Over the last hundred years, Harvard’s “grade inflation” has made headlines multiple times—and forced each 20th-century president to address the issue.

The debates began during Reconstruction, when the rigidity of the earlier College—where students were graded every week on class performance and behavior and chapel attendance was mandatory—had fallen away in the years after the Civil War under President Charles W. Eliot, Class of 1868.

Eliot “turned the College over like a pancake,” according to Keller. He instituted a free curriculum, whereby students could take just about anything they wanted.

“It was the first big modern change,” Keller says.

However, by the time A. Lawrence Lowell took office, many questioned the College’s free curriculum—too many students just took easy courses, now called “guts,” but then referred to as “bow-wows,” Gomes explains.

Lowell came to office with a mandate to combat grade and honors inflation, increase the size of the Faculty and expand the University—a mandate strikingly similar to that given to University President Lawrence H. Summers in the last year.

Lowell, dissatisfied with student performance, instituted the first comprehensive final exams and tutorial system.
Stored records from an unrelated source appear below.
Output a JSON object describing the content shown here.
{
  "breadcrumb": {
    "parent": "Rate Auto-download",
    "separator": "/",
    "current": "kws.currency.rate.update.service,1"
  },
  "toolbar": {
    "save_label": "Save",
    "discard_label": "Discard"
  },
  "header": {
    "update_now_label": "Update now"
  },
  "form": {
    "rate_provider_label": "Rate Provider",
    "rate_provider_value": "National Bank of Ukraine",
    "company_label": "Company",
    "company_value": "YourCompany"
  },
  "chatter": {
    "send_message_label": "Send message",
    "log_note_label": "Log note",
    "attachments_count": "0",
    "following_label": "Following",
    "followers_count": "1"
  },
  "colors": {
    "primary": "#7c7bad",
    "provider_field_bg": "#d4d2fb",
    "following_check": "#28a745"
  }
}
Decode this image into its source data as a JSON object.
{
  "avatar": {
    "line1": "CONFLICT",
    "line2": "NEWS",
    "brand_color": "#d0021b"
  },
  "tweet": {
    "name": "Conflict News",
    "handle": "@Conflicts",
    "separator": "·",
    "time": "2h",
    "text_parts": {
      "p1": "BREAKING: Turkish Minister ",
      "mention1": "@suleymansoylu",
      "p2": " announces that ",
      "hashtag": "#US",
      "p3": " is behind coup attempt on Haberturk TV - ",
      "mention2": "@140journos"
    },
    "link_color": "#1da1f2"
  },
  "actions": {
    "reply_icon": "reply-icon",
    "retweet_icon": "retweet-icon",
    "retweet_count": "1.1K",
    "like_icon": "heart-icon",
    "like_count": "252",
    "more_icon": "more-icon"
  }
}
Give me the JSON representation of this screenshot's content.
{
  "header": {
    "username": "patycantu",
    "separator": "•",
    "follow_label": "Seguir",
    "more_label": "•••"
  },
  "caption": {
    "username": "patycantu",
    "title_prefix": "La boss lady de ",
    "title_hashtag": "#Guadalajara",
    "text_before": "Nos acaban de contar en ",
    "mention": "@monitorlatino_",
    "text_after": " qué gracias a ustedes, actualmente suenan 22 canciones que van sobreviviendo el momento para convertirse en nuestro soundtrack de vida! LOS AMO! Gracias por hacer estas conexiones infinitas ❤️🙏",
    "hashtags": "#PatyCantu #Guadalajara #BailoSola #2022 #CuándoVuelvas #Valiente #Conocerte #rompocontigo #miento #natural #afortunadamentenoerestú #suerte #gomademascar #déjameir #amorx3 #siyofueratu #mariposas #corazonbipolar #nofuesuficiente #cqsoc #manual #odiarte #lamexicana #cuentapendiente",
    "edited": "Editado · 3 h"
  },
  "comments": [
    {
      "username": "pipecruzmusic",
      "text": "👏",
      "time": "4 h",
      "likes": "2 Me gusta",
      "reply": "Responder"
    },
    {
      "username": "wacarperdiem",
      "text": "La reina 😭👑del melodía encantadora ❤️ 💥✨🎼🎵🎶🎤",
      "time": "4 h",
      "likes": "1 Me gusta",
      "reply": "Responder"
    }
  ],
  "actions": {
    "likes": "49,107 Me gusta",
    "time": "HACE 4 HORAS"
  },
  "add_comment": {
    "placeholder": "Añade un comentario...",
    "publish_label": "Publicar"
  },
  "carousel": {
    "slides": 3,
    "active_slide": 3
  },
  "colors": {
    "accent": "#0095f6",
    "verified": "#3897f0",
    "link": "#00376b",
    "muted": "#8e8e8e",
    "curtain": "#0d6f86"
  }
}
But even as late as the early years of the administration of James Bryant Conant ’14 in the 1930s, the University had not accumulated the clout it now holds. Admission to the University was simple—1,200 students applied for the 1,000 slots. Beyond that, though, Harvard’s critics saw the University as out-of-touch and pointed to who was attending the College.

“There was a sense that the College had become too much of a rich boys’ school and didn’t have the kind of students it should have,” Keller says.